What does a Speech-Language Pathologist (SLP) do? SLP evaluates, diagnoses and treats individuals who exhibit speech, language, voice, fluency, and swallowing disorders. Now, you may wonder why this professional needs your interpretation or translation services. SLP who works in culturally diverse areas such as Australia, Canada or United States (USA), he/she finds working face-to-face with an interpreter necessary. For instance, according to the U.S. Census Bureau there are approximately 50 million people in the USA who speak a language other then English at home. (American Community Survey, 2002). In Los Angeles, one of the most diverse cities in the USA there are 150 languages spoken in public schools, and many cultural communities such as: African American, Armenian, Chinese, Korean, Polish, Russian and other. When working in US public schools, SLP is required by the law (Special Education Legislation) to conduct assessment in student's native language.
That's when an interpreter or a translator plays an important role. An interpreter can be involved in many different tasks such as participating in process of evaluation, diagnosis and treatment when collaborating with SLP. One of the responsibilities is to translate spoken words from one language to another when SLP performs the standardized or non-standardized testing, and gives instructions to a patient. In addition, an interpreter will be involved in some type of analysis that will help SLP to distinguish between language difference and language disorder.
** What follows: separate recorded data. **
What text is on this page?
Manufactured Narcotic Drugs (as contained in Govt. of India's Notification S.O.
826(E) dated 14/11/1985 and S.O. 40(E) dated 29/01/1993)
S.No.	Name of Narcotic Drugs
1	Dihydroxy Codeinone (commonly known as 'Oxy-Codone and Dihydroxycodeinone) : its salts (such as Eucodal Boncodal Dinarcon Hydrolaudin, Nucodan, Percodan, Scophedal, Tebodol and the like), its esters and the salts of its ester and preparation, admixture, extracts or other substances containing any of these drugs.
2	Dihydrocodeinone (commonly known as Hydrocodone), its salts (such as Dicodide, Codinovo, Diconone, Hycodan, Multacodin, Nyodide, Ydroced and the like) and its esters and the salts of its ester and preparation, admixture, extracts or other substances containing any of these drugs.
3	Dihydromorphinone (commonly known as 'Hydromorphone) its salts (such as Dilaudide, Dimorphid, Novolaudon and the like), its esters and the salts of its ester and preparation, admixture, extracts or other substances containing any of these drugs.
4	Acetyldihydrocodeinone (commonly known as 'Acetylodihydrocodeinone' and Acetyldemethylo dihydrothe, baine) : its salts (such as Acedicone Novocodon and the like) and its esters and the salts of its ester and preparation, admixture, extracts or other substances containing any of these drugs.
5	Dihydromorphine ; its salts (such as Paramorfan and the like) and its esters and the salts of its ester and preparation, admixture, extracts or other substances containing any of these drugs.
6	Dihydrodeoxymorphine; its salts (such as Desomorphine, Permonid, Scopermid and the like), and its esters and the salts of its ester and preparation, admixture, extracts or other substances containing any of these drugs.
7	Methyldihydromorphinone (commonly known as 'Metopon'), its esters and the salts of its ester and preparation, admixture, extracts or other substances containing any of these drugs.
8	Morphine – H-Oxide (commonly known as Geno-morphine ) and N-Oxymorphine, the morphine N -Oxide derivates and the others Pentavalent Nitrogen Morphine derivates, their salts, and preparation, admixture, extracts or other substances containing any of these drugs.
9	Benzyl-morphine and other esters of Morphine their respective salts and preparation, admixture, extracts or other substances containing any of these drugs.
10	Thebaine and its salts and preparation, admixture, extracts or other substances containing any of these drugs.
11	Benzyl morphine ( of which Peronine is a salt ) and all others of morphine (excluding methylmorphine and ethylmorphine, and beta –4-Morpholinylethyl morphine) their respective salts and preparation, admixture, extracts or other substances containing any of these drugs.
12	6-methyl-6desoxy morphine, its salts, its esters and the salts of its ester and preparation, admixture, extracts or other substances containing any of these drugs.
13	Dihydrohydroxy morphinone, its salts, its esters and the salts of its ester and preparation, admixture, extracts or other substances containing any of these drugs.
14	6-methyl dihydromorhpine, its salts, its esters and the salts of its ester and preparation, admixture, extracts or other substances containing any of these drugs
An interpreter therefore, will not only interpret words but also pay close attention to the production of sounds, language competence such as grammar, pragmatics of given culture and cognitive behavior of a patient. An interpreter will help SLP to determine if a mother tongue of a client is deviant, and if the "errors" that occur in second language are due to interference of first language. Moreover, an interpreter will be needed during an interview when SLP collects background information from a client such as medical, developmental history, speech/language acquisition history, and family and social history.
Furthermore, an interpreter may be needed during treatment when SLP or a client decides that therapy in native language is necessary and beneficial. A translator may offer his/ her services to SLP since the questionnaire forms, consent forms, evaluation, diagnosis, treatment and progress reports should also be presented in native language of a client who may not be able to read in his second language.
How can I network with those professionals? First of all find places that are cultural and linguistically diverse. Promote your services by contacting or even visiting public schools, private practices that offer speech/language therapy, hospitals, local clinics, rehabilitation centers, nursing care facilities, colleges and universities, state and local health departments, state and federal government agencies, home health agencies. Also, visit ASHA (American Speech Hearing Association) website.